Il protocollo di Kioto

Lo scorso Ottobre, anche la Russia ha ratificato il Protocollo di Kioto, aprendo quindi la strada all’attuazione di una serie di processi che porteranno ad una progressiva riduzione dei gas serra nel mondo. Quando l’ONU a Rio de Janeiro (1992) aveva organizzato la prima conferenza mondiale sullo sviluppo sostenibile sembrava che affrontare a scala globale il pericolo dell’inquinamento, fosse improponibile. In quell’occasione fu redatta l’Agenda 21, un piano di azione, suddiviso in 40 capitoli, che aveva come obiettivo di iniziare un cammino per limitare la concentrazione di anidride carbonica (CO2) nell’atmosfera, in quanto l’aumento incontrollato provocherà un innalzamento della temperatura terrestre. A questo summit ne seguono altri. Berlino (1995)  convocato con lo scopo di valutare l’adeguatezza degli impegni esistenti e di prospettare nuove misure per raggiungere gli obiettivi prefissati. Purtroppo, l’alleanza tra compagnie energetiche e i paesi esportatori di petrolio, riuscì a bloccare qualunque decisione significativa. Ginevra (1996) che ha permesso di fare importanti passi avanti soprattutto riguardo la rimozione da parte degli Usa di alcuni vincoli che avevano impedito un buon esito della Conferenza di Berlino. Infine, Kioto (1997), di fondamentale importanza per la stesura del “Protocollo di Kyoto”, che stabilisce la riduzione entro il 2008-2012 dell’emissione mondiale di CO2 del 5.2% rispetto alle emissioni del 1990, individuando quote massime di emissione per tutti i paesi Ocse e dell’ex-URSS (responsabili dell’80% dell’attuale effetto serra), mentre rimanda a una seconda fase i vincoli per i paesi in via di sviluppo. Il protocollo (che prevede prima la firma e poi la ratifica) non è stato firmato dagli USA (responsabili, da soli, del 24% delle emissioni mondiali). Ma Kioto per poter essere attuato doveva essere ratificato da parte di 55 paesi, responsabili, in totale, di almeno il 52% delle emissioni mondiali. Oggi, finalmente grazie alla Russia, Kioto è realtà.

 

Come sappiamo, la Convenzione sui Cambiamenti del Clima, sottoscritta da 188 diversi paesi, ha preso atto che il sistema climatico planetario sta cambiando e che, con buona probabilità, un fattore di cambiamento risiede nelle attività umane. In particolare nell’uso dei combustibili fossili e nell’incessante deforestazione. Se l’opera umana continuerà, entro questo secolo, sostengono gli scienziati, la temperatura media del pianeta potrebbe aumentare di un valore compreso tra 1,8 e 5,4 °C.

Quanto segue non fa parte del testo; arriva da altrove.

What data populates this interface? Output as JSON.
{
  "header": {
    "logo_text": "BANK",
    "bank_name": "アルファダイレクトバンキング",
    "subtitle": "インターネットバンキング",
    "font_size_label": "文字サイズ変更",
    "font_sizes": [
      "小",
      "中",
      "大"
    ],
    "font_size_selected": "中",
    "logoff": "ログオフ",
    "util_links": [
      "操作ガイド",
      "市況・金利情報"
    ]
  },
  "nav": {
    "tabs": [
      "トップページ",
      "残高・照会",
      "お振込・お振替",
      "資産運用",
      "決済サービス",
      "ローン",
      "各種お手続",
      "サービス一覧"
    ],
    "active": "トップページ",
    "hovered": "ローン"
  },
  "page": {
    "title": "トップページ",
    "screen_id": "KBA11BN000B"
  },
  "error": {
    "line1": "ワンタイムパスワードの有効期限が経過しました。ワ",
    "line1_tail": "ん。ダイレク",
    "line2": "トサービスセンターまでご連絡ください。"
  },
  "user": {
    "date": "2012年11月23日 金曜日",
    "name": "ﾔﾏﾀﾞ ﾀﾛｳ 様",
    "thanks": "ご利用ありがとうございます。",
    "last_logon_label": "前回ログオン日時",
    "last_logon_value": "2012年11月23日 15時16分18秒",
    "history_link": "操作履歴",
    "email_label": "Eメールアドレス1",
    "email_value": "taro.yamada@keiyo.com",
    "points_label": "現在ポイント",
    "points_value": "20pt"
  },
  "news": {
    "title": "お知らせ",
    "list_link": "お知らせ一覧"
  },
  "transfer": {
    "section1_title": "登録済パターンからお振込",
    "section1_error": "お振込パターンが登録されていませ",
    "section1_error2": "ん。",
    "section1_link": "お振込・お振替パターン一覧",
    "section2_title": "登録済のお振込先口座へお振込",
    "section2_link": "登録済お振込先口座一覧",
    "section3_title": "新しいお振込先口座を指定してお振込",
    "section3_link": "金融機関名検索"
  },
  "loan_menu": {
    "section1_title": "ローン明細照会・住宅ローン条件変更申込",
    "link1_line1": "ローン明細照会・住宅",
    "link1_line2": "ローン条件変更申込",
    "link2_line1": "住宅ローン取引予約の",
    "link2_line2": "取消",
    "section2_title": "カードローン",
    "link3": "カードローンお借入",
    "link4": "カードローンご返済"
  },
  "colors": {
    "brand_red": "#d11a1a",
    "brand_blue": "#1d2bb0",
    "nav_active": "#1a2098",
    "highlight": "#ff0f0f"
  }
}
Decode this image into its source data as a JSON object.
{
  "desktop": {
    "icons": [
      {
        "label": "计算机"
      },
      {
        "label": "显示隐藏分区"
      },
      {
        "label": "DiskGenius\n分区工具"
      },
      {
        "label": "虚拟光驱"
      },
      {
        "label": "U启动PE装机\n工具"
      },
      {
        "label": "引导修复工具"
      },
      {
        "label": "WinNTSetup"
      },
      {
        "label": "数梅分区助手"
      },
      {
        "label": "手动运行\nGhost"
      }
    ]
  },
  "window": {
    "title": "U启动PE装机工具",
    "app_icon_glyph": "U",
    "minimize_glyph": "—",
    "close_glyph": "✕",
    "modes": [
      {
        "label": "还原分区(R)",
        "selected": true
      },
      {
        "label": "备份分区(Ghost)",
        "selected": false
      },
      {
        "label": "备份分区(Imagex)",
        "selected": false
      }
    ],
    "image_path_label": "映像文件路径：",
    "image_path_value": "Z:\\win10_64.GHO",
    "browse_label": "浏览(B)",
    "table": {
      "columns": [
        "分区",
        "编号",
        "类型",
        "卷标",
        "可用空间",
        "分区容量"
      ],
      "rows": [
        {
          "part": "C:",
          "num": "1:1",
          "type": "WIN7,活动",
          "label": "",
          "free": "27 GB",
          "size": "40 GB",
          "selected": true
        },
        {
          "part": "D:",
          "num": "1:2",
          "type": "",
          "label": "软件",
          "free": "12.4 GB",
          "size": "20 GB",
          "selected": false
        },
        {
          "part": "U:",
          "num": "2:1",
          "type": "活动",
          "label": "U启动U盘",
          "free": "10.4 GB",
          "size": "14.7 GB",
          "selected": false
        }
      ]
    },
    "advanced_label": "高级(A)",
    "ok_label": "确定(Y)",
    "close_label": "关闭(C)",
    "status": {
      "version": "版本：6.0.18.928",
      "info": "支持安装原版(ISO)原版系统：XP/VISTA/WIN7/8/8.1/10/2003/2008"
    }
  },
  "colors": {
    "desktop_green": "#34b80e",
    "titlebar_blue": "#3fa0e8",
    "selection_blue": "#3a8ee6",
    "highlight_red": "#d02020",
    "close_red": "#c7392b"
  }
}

Il Protocollo di Kyoto ha cercato di dare il primo, timidissimo, corpo a questo formale ma etereo impegno. In pratica, i paesi industrializzati dovrebbero ridurre, in media, del 5% entro il 2012 le emissioni di anidride carbonica rispetto al livello di riferimento del 1990. È poca cosa. Gli scienziati ritengono che, per evitare il previsto aumento della temperatura media planetaria, occorrerebbe che il taglio fosse almeno di un ordine di grandezza superiore e superasse il 50% rispetto ai livelli del 1990. Tuttavia, al di là del suo limitato significato tecnico, il Protocollo di Kyoto ha un forte significato politico. Misura la volontà di procedere nella direzione di risolvere il maggiore dei problemi ambientali globali sul tappeto.

Bene questo indicatore politico è stato messo in crisi trenta mesi fa dall’Amministrazione Bush, che ha deciso il ritiro degli Stati Uniti dal Protocollo di Kyoto. Il messaggio di Washington è chiaro: non crediamo nelle politiche multilaterali di governo dei problemi globali, anche quando riconosciamo che quei problemi esistono. gli Usa non sono solo i massimi inquinatori del pianeta, sono anche la maggiore potenza politica, economica e militare del pianeta.

Due anni fa a Marrakesh è stato deciso che i diritti a inquinare possono essere venduti. E poiché la Russia vanta molti crediti inquinanti, li ha messi sul mercato. Io ratifico il Protocollo se qualcuno acquista il mio diritto a inquinare, sostiene Mosca. L’Europa è disponibile ad acquistare quei crediti a costo di mercato, cioè pagandoli 10.